İlhami Algör’ün aynı isimli romanından uyarlama “Fakat Müzeyyen Bu Derin Bir Tutku“. İzlediği filmlerde sıcaklık, yakınlık, içine işleyen öğeler arayan benim gibi biri için tam isabet bir filmdi. İnsanların büyük bir heyecanla bekledikleri fantastik Amerikan filmlerine göz ucuyla bile bakmadığımdan, bende hiç merak uyandırmadığından ve hala uslanmaz bir romantik olduğumdan herhalde, Türk filmlerine gitmeyi seviyorum. Hele ki aşkı anlatıyorsa. Roman uyarlaması olması merakımı da artıyor tabi. Öncelikle yönetmenin oyuncu seçimi çok başarılı. Karakterler oyuncularla bire bir örtüşmüş. Hem Sezin Akbaşoğulları hem de Erdal Beşikçioğlu mükemmel uyum sağlamışlar.
Sahneleri seyrederken Arif’in yazdığı bazı cümlelerin arka plandan akması hoş bir ayrıntı olarak aklımda kaldı. Filme giderken gerçek üstü değil tam tersi tamamen sıradan bir hikaye beklentisiyle gittiğimden belki, doğallığı beni etkiledi.

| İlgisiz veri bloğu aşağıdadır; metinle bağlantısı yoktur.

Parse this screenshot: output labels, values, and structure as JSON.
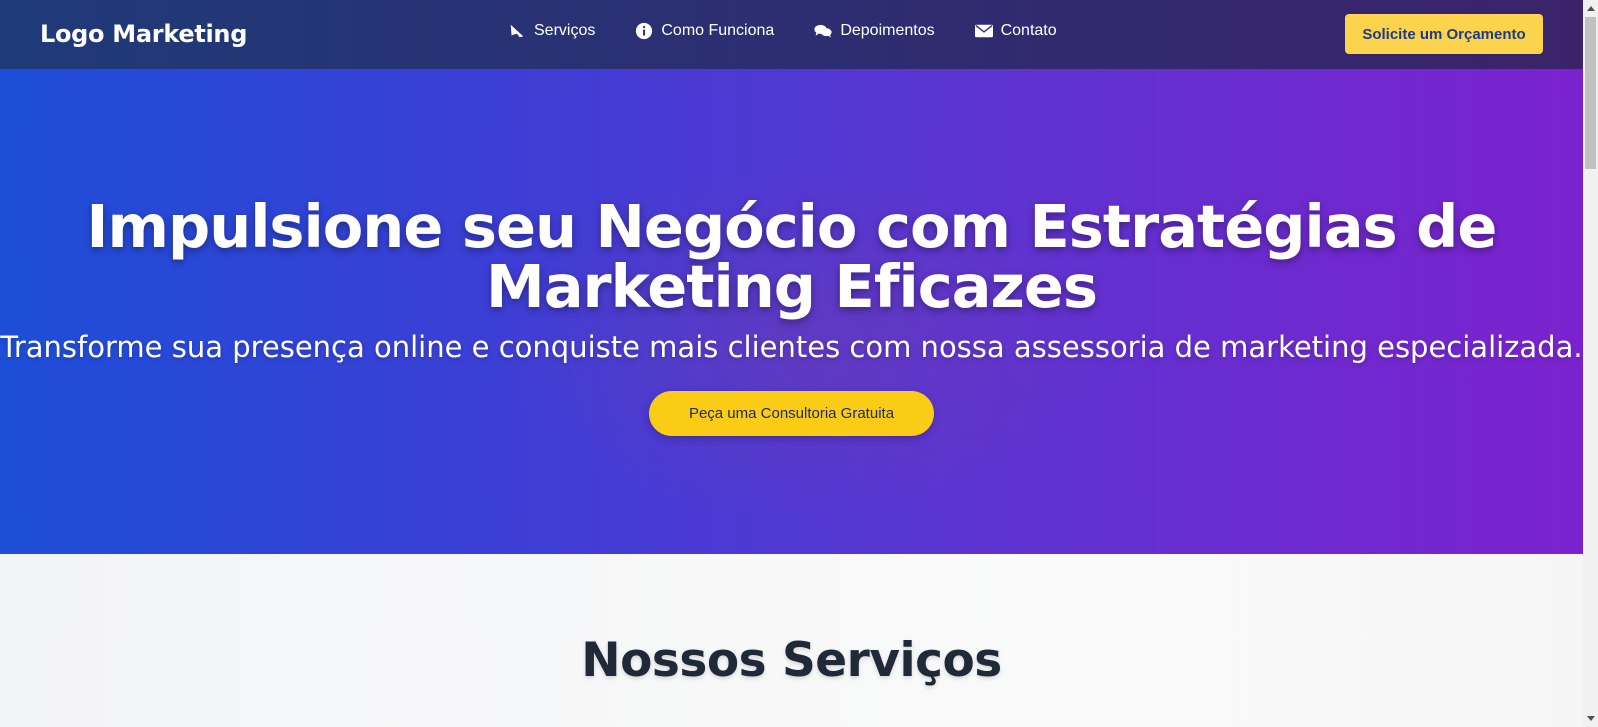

Konuya gelince kısaca film; henüz kitabı yayımlanmamış yazar Arif’in kadınlar hakkında bildiklerini alt üst eden “Müzeyyen” ile olan ilişkisini anlatıyor. Filmi benim açımdan sıcak kılan ise en çok diyalogların sahiciliği sanırım. Doğal ama asla zorlama olmayan konuşmalar, uzun uzun düşündüren cümleler insanı hikayeye bağlıyor ve “keşke bazı sahneler çok daha uzun olsaydı” isteğini uyandırıyor. Ama film öyle güzel kurgulanmış ki, bir dakika bile fazla sahne kullanılmasına gerek kalmamış. Hikayenin sonu klişe aşk filmlerinin aksine gerçekçi. Son sahnede seyrettiğimiz Arif’in Müzeyyenle konuşması herkesin imreneceği şekilde yazılmış sanki. İzlerken insana taze ve derin bir nefes aldırıyor.
Şaşırtıcı bir kavramla karşılaşmıyorsunuz; çünkü “sevgi” insanı değiştiren, kendisiyle çeliştiren ve belki bir ömür farkına varmayacağı köşelerini zorla keşfettiren bir duygu. Derin bir nefes almak isteyen herkese tavsiye edebilirim. İzleyin, iyi gelecektir.
klişe ile bitmeyen güzel bir yapıt kanımca.